Per la scienza è un dato acquisito che l’universo non sia eterno ma abbia un inizio e una fine?
«Sì. La convinzione aristotelica che il cosmo fosse eterno e immutabile è stata dura a morire, ma le intuizioni di Lemaître e Hubble hanno ormai convinto tutti: 13,8 miliardi di anni fa si è prodotto l’universo che conosciamo. Grazie a strumenti di impressionante precisione, l’astrofisica ha accumulato tantissime prove».
Se lo spazio, il tempo e la materia si sono originati con il Big Bang, che cosa c’era “prima”?
«Possiamo esprimere così questa domanda: qual è il meccanismo che ha prodotto l’universo? Abbiamo scoperto che l’energia totale dell’universo è nulla, che il suo sistema fisico è indistinguibile dal vuoto. Il che ci induce a pensare che l’universo sia sorto per una trasformazione del vuoto, che sia una porzione di questo vuoto».
Si può affermare che questo vuoto da cui è scaturito l’universo è a-materiale, a-spaziale e a-temporale?
«Essenzialmente sì, perché spazio e tempo sono una sostanza materiale, come massa ed energia, non un concetto astratto».
Chiamare Dio questo vuoto originario è corretto?
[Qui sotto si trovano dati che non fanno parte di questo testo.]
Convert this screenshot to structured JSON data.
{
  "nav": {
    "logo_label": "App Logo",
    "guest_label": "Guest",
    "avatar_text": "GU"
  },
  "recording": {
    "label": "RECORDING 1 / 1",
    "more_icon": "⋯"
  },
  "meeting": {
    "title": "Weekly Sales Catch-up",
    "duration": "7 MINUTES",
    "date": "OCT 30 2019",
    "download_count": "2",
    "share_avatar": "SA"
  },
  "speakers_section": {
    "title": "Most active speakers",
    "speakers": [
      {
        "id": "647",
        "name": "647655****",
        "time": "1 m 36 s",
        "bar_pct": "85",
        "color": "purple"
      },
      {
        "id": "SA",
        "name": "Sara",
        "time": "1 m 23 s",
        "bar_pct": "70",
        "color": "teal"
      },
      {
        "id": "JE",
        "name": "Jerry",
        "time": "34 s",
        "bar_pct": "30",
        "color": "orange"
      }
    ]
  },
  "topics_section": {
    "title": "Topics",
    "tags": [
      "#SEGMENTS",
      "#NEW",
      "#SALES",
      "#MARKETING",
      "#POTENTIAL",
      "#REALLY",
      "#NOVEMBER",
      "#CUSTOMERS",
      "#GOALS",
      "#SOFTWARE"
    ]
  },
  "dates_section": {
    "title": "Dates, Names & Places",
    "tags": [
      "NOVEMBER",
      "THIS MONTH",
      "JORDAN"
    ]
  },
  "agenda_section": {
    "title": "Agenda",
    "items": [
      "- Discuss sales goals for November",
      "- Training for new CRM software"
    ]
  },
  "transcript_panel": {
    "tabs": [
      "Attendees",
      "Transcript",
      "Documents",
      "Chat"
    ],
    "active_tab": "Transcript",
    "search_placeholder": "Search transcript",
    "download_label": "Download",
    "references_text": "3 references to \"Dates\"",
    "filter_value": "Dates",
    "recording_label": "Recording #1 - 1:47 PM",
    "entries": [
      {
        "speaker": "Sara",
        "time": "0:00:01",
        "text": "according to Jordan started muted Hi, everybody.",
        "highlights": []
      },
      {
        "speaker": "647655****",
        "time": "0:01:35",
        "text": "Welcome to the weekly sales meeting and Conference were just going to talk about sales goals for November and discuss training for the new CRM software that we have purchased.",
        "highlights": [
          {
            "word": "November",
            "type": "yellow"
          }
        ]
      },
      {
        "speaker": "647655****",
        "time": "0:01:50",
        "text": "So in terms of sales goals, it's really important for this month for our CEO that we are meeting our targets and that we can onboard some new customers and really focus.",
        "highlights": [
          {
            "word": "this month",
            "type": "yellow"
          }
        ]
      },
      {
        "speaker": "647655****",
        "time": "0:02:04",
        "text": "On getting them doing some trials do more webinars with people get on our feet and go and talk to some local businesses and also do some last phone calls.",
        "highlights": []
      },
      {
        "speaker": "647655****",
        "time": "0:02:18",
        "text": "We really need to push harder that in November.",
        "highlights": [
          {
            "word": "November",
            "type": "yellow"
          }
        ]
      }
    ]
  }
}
«A mio avviso è una forzatura, sia scientifica sia teologica. Scientifica perché quel vuoto che abbiamo scoperto diventa lo strumento per ulteriori indagini, può essere sollecitato e dalle risposte che fornirà potremo sviluppare nuovi strumenti, premessa di ulteriori progressi. Inviterei chi tende a identificare questo “stato di vuoto pre-esistente” con Dio a essere cauto. Abbiamo sperimentato tante rivoluzioni scientifiche che ci hanno portato a cambiare radicalmente il nostro modo di comprendere i fenomeni. Ma è una forzatura anche sul piano teologico: da scienziato non credente, sostengo che la scienza moderna non elimina lo spazio della fede. Immaginare un’intelligenza soprannaturale che presiede a tutta questa meraviglia che via via si sta svelando è un’esigenza umana sulla quale la scienza non può dire nulla, perché il suo territorio si limita a tutto ciò che avviene “al di qua”, nel mondo naturale. In questo senso immaginare una presenza immanente nel mondo naturale è improprio anche dal punto di vista teologico».
Credere in un Dio creatore è secondo lei un’ipotesi razionale?
«Sì e no. Penso che non ci sia una persona su questa terra che crede in Dio su base puramente razionale, sarebbe riduttivo. Il punto decisivo è questo: affermare che la fede non è razionale ma scaturisce dall’anima, dalle emozioni, non equivale ad affermare che va contro la scienza. Non condivido l’atteggiamento di quegli scienziati che considerano i credenti prigionieri di idee antiche. Da parte mia, rispetto la scelta di chi si affida a un’entità sovrannaturale per chiedere giustizia, ordine, felicità. Se esiste il rispetto reciproco, credenti e non possono unire le forze per ridurre le sofferenze del mondo. La scienza, tanto più oggi che è dotata di un potere enorme, non può essere lasciata sola a decidere che cosa è bene e che cosa è male».
Ha mai provato la sensazione di trovarsi di fronte al mistero?
«Non in termini di mistero divino, ma di stupore fondato sulla consapevolezza che, immersi in un mondo vastissimo che va dalle particelle elementari fino alle grandi galassie, noi uomini siamo piccole entità trascurabili».